The point Nwaneri’s making is the head of the beast seems to be living in an alternate universe where the Cowboys are the biggest, baddest team on the planet and players are “privileged” to wear The Star. While I’m sure Jones is well aware of the franchise’s failures over the last 25 years, he seems unwilling to own up to those failures instead pretending the Cowboys are still an elite franchise.

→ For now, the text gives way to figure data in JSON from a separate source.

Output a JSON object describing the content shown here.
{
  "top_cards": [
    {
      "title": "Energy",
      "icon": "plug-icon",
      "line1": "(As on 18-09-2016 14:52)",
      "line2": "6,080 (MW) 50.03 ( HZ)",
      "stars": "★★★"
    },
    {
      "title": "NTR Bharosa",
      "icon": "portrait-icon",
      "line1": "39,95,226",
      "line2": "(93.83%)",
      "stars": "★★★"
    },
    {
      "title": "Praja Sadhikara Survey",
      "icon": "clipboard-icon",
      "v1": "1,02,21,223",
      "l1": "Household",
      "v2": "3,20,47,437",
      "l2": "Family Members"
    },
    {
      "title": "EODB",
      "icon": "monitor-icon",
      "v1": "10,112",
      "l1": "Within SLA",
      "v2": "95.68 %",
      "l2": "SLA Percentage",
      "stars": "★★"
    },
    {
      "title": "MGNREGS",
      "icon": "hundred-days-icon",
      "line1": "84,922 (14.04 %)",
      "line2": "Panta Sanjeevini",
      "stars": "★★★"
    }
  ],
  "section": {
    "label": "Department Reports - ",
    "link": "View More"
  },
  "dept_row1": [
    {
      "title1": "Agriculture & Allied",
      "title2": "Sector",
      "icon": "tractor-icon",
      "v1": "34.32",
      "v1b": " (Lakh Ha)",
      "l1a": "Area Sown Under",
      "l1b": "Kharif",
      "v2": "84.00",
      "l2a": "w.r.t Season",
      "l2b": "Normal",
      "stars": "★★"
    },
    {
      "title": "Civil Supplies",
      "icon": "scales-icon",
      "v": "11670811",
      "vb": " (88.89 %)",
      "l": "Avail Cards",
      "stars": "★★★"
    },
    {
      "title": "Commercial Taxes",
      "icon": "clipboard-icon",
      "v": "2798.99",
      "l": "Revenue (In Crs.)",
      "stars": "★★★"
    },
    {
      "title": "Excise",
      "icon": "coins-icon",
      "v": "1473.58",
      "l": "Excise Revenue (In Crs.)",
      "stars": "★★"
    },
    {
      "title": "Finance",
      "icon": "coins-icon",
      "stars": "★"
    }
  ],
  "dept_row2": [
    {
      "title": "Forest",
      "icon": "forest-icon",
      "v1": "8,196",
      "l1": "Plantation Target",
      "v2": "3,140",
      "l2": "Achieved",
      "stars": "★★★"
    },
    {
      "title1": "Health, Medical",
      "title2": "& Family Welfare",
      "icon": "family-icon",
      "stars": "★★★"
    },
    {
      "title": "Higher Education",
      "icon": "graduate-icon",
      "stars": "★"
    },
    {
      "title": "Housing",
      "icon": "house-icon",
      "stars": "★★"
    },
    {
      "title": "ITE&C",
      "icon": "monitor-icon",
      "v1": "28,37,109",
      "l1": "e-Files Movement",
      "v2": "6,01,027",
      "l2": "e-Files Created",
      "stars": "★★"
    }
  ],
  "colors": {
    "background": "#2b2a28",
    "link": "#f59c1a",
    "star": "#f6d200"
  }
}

There’s reason to be optimistic, at least cautiously optimistic. Mike McCarthy might be the rare individual able to make it all work in JerryWorld. He certainly has the credentials and is saying and doing all the right things. The choice absolutely could have been worse.

But was Garrett’s failure to take the team farther the illness that plagued the Dallas Cowboys? Or was it a symptom of a bigger disease that has been making #CowboysNation sick for the last 25 years?